The 2016 National Retail Security Survey, conducted by NRF and the University of Florida, reported that the average loss from theft was “$377 per incident (39 percent), up nearly $60 from 2014,” and that the average expense to retailers in 2015 was $8,180.17. In 2014, that figure was $2,465 – quite a hefty leap.
NRF’s vice president of loss prevention, Bob Moraca, says that loss prevention is complex and is growing more so every day in spite of advances in technology designed to stop crime.
What can retailers do?
Dr. Richard Hollinger, criminology professor at the University of Florida and leading author of the survey, recommends that “retailers continue building relationships with law enforcement and leverage new technologies that can further provide protection to their assets, customers and employees.”

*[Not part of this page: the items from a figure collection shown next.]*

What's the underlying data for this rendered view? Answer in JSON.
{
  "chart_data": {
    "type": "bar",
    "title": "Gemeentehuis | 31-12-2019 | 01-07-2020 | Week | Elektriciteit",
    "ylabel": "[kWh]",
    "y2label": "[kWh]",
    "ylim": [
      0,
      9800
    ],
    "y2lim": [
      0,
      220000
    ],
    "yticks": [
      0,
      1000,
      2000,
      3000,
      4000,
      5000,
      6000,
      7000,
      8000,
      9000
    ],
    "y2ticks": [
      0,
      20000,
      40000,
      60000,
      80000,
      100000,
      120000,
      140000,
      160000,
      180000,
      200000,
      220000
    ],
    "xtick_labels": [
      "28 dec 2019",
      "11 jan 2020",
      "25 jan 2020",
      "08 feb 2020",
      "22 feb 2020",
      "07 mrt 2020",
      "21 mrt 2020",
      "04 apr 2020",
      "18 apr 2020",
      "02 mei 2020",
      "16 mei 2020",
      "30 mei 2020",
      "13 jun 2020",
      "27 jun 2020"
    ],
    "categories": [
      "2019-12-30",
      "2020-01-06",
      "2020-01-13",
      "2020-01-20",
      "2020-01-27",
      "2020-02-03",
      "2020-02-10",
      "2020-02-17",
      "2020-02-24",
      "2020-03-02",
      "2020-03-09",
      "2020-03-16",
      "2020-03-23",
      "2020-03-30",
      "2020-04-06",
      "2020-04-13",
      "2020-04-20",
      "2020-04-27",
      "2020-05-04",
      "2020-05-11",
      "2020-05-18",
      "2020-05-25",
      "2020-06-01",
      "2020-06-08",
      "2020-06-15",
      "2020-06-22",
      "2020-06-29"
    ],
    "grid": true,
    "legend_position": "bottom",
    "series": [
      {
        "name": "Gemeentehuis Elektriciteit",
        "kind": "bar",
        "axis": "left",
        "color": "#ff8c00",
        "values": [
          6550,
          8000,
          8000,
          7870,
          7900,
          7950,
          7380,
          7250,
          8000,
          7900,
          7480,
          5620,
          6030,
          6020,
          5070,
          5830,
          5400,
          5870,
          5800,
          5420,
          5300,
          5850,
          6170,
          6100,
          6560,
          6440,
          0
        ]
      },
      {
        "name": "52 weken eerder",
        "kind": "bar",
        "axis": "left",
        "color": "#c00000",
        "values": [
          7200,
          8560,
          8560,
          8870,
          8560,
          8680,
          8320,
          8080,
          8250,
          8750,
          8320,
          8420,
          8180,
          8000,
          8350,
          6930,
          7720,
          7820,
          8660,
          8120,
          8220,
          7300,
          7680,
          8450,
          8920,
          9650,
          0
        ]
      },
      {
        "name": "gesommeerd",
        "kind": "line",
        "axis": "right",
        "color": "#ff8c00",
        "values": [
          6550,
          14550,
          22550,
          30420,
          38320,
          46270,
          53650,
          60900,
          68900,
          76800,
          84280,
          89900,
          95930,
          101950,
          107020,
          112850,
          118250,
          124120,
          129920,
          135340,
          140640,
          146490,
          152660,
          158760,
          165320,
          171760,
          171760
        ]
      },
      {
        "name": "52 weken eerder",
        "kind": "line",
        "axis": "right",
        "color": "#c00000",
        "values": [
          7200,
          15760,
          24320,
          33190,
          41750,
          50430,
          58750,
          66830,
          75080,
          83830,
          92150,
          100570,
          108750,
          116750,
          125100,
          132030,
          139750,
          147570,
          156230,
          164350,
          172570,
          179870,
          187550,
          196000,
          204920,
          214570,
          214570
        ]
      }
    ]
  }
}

To catch a thief it makes obvious sense to install surveillance cameras. But, you may not even notice a thief in the act, or even be aware of missing merchandise in the first place, unless you track inventory often and do routine inventory audits.
Inventory control is vital to the health of your retail business. Part of that process is staying on track with inventory numbers. Item discrepancies could be the red flag that alerts you to having inventory shrinkage issues you weren’t aware of, including theft.
Crime does not pay. But an inventory management system does by helping you identify and stop shrinkage issues from hitting your bottom line.